An incubus was no more real than leprechauns or unicorns were.
And yet, I couldn’t help recalling that circle of twelve dream women. Their beautiful and haunting faces certainly fit the succubi bill. Moreover, the entity at Joy’s had referred to me as a
Child of Lilith
. A demon might surely possess unique healing abilities. The gash in my palm from that broken shard of mirror had healed in under two days, and left no scar to boot.
It also stood to reason that, of all creatures, a sex demon would crave the one thing I had my entire adult life, and even more so since my thirtieth birthday—sex, and lots of it.
What I didn’t get (and there was a hell of a lot going on that I didn’t) was how my revved up libido factored sex with another man into the equation.
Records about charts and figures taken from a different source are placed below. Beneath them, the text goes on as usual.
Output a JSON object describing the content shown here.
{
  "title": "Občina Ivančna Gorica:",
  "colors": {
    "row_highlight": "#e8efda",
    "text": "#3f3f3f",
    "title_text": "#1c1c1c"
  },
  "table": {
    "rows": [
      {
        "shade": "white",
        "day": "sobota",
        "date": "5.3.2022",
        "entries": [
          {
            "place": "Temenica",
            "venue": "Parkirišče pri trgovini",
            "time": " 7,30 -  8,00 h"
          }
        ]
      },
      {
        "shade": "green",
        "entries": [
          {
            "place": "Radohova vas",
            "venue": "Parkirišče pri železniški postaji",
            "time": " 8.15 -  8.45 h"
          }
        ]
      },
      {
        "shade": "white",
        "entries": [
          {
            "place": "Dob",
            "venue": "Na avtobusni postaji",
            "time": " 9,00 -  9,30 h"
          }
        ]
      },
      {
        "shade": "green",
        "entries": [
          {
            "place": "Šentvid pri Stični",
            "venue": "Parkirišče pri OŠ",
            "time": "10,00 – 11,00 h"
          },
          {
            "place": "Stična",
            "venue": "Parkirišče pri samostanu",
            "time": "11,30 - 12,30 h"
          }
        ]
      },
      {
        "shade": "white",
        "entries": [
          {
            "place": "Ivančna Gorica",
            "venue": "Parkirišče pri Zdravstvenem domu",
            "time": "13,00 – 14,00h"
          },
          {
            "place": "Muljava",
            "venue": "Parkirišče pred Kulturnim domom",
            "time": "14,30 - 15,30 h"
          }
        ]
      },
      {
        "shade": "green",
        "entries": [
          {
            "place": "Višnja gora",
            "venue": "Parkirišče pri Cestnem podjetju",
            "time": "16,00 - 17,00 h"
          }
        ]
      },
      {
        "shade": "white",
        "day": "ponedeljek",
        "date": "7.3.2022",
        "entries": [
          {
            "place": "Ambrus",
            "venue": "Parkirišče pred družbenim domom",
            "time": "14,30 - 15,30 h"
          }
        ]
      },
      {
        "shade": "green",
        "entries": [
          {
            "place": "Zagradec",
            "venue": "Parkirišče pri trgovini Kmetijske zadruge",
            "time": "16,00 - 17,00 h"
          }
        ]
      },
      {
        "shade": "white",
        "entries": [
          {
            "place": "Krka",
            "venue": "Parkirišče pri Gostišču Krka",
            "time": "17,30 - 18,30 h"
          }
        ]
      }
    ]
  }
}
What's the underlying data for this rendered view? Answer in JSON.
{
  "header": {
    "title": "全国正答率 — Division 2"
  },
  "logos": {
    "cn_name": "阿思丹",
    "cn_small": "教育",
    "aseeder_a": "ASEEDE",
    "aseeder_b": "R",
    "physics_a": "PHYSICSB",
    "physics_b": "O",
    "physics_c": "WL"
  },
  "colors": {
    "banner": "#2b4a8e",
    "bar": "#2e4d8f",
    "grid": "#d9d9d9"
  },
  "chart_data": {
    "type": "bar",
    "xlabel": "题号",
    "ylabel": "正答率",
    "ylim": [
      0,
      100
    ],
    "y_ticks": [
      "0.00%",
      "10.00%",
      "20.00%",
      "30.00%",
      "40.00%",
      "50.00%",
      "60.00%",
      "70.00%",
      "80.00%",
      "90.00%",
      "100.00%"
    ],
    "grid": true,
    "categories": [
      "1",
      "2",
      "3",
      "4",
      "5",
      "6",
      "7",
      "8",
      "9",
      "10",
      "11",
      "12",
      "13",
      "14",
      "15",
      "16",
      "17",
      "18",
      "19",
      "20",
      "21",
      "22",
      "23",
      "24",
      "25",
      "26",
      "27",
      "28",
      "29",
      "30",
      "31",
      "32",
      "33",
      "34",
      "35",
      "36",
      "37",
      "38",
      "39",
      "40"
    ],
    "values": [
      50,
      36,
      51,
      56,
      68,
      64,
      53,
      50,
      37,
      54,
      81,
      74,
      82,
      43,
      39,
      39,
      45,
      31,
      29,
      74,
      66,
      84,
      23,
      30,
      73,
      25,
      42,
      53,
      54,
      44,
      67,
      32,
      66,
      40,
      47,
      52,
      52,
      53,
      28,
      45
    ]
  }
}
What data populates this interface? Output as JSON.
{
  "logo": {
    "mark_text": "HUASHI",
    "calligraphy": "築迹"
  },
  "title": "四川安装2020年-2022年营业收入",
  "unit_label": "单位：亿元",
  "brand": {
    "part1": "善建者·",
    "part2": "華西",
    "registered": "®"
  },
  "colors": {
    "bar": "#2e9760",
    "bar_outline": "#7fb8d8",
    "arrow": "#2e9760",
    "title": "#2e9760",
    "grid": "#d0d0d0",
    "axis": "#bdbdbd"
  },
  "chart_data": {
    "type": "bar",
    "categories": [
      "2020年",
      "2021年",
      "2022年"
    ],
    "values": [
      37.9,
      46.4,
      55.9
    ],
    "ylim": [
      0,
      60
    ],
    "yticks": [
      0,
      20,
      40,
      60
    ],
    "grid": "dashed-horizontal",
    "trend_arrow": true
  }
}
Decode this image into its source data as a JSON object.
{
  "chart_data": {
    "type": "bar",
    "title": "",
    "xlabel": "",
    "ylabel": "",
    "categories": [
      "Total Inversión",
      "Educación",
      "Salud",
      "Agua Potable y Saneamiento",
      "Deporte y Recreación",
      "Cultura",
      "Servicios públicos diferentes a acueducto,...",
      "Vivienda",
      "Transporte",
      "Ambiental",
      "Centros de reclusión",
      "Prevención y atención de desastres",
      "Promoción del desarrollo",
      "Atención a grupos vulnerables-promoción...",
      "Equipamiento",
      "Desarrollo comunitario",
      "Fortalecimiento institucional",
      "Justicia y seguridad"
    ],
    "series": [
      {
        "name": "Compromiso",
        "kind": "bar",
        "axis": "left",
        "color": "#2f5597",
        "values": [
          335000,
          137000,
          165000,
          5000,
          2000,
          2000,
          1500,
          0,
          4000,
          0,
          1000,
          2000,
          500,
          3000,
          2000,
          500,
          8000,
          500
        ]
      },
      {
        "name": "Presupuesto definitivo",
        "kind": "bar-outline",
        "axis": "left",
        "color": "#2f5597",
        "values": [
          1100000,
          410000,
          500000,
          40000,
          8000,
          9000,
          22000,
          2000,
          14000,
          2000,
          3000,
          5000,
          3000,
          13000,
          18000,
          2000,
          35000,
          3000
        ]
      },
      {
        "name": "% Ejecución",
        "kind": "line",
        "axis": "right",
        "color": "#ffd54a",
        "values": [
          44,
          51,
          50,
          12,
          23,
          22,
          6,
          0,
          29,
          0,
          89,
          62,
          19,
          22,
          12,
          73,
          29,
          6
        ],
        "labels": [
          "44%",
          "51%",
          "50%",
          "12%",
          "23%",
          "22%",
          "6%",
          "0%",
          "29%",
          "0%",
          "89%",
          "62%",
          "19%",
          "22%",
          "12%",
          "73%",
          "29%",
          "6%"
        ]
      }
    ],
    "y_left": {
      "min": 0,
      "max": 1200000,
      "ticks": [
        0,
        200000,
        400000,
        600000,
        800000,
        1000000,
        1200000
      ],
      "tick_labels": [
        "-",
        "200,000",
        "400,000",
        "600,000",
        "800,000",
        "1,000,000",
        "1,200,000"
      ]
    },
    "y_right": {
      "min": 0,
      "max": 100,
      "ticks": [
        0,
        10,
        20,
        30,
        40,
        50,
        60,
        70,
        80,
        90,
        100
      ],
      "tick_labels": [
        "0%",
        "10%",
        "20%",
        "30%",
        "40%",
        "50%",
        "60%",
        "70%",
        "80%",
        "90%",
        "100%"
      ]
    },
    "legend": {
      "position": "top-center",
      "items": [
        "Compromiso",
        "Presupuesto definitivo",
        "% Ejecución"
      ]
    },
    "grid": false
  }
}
Up to this point, and barring a one-night-stand with the hunky Texan, my sex life had been uncomplicatedly heterosexual. I was not into men. Period.
Then why had I found the experience so incredibly satisfying and liberating? That is, until his Dr. Jekyll’s alter ego decided to come out and play.
In the end, trying to wrap my head around hot, unbridled sex with another man for the first time in my life was the least of my troubles. I wanted my old life back. The one in which Laura was still alive and my real mother. The one that wasn’t filled with constant heartbreak and the bitterness of betrayal. And lastly, I wanted a return to a life in which the word
incubus
held no meaning for me.
Who was I kidding? That life was gone forever.